Capítulo 1: Sobriedade na Ilha do Vinho



A maleta não era pesada o suficiente para ser usada como arma principal, ela não passava de um estorvo mesmo. Talvez o que estivesse dentro fosse mais útil, mas eu não tenho a menor ideia do que seja ou de como abri-la. Vou ter que recorrer ao método mais simples e mais difícil, sobreviver.

Pretendo dar o primeiro ataque, tentaria dar um soco no inimigo mirando no plexo solar, logo abaixo das costelas do inimigo, com a direita, enquanto seguro a maleta junto ao corpo com a mão esquerda. Se ele se esquivasse eu tentaria rapidamente estabilizar o corpo aproximando a perna de traz e girando o corpo para tentar acertá-lo com o cotovelo. Se ele esquivasse e rapidamente me atacasse antes de eu conseguir fazer isso eu aproveitaria o impulso do soco para correr para a frente alguns metros para manter uma distância e evitar o ataque. Caso ele bloqueasse o soco eu usaria a mão esquerda com a mala novamente como uma marreta para tentar acertar uma junta ou a lateral do tronco do inimigo, talvez não causasse muito dano dependendo do lugar em que acertasse mas espero que seja o suficiente para me desvencilhar do inimigo e tentar impedir um possível contra-ataque.

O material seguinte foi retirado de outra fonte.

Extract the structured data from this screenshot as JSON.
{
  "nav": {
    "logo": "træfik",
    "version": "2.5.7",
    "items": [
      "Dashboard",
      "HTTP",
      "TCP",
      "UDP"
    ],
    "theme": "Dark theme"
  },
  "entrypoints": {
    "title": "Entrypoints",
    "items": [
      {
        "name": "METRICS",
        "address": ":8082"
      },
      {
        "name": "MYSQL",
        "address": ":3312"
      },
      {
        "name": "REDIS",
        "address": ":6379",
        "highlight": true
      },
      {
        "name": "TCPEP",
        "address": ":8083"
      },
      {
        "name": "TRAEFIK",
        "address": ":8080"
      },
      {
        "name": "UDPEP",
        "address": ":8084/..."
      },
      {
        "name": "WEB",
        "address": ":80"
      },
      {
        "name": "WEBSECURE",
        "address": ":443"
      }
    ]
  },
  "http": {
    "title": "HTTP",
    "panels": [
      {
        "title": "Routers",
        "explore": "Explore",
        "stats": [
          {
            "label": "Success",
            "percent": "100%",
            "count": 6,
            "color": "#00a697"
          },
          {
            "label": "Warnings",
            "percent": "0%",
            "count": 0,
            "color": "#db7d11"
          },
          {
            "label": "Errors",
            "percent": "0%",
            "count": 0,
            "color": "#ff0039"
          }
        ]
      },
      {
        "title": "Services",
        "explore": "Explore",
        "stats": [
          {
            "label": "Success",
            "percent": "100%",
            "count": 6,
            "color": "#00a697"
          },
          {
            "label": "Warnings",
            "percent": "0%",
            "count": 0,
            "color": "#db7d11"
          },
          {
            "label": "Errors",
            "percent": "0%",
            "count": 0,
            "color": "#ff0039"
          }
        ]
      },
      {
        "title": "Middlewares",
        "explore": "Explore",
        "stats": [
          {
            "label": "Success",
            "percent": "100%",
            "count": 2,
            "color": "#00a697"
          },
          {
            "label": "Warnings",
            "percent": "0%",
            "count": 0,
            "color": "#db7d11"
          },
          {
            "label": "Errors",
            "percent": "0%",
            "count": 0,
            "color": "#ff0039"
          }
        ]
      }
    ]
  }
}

Caso conseguisse manter a mala, seria a hora de aplicar mais um golpe. Dessa vez eu esperaria ele atacar, caso ele tentasse algum tipo de estocada eu impulsionaria meu corpo para o lado esquerdo, caso ele tentasse atingir minhas pernas eu pularia, caso tentasse deferir um golpe na diagonal ou horizontal me aproveitaria da diferença de altura para me abaixar evitando o ataque e esperaria que o bastão passasse por mim. Caso ele me atingisse mesmo assim, eu recuaria com o impacto mas me prepararia para tentar repetir os mesmos processos para evitar o próximo ataque, e se eu caísse me certificaria de que cairia de costas com a mala firmemente segurada contra minha barriga. Caso conseguisse evitar o primeiro ataque com sucesso empurraria a mala contra seu peito tentando surpreendê-lo, caso ele bloqueasse o ataque ou fosse pego desprevenido não importaria pois o objetivo seria aproveitar a distração para forçar um chute na parte de dentro do joelho dele empurrando-o para fora procurando incapacitá-lo. Caso ele desviasse do empurrão, eu não pararia e continuaria em frente por um metro e meio ou mais para ter uma distância segura antes de me virar preparado para tentar me esquivar de um possível ataque, utilizando os métodos pré-determinados, para aplicar o mesmo golpe.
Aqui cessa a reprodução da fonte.